For
liminalliz, who requested Sark and gave me the prompt: 'The lady is a tramp.'
Sark and Peyton, post-finale. G. Sark learns from his mistakes.
She loves the free, fresh wind in her hair
Life without care
She's broke, but it's ok
- Richard Rogers/Lorenz Hart, 'The Lady Is A Tramp'
Slippage
"A scuttled ship drifting on blood money and petrodollars," Peyton observed, aloud but apparently to herself, when they first arrived on the job in Sheik-country.
Sark slipped the shades off his eyes and took in the lush green golf course in the middle of the blazing desert, the shimmer of blue reflected sky on window-glass, and then his companion.

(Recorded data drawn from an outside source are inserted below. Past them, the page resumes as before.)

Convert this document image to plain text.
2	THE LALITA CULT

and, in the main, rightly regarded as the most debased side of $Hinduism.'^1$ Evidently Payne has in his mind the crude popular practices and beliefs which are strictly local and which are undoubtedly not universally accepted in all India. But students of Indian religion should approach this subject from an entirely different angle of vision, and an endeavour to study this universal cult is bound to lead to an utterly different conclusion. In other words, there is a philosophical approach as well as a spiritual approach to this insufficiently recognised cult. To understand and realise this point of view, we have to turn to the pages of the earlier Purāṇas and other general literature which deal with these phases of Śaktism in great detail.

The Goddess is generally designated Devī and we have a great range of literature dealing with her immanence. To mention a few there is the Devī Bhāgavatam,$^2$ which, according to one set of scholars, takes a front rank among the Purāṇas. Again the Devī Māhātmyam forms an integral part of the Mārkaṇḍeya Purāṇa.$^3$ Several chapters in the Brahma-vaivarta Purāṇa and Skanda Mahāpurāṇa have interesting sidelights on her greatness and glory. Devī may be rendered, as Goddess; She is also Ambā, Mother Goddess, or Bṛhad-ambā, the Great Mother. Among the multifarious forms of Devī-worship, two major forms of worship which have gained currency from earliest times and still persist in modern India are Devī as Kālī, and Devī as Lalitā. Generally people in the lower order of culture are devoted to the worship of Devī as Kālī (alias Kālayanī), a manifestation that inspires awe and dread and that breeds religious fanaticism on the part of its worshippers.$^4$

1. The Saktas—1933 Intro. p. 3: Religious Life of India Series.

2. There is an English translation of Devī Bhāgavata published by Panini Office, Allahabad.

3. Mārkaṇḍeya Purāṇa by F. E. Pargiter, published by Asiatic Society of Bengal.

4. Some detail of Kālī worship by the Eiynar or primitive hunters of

Unsettling, how much she was lately reminding him of Irina in one of her more judgmental phases.
Some people adjusted to freedom from CIA custody by getting into messy (and ill-advised, certainly, but pretty harmless on the whole) liaisons with co-workers. Others started thinking in terms like "the bigger picture" and "history will decide". It's those ones that you had to watch.
"Lucky for us," he muttered finally. "My Swiss account isn't at all choosey about where our funds comes from so long as it's liquid." Theirs had been such a convenient and mutually profitable partnership; it would be such a shame, he thought, if she started to develop ideals now.
Sark had always been good at reading the warning signs on faces, if not necessarily at paying heed to them.
But Peyton wasn't Irina, and that made all the difference.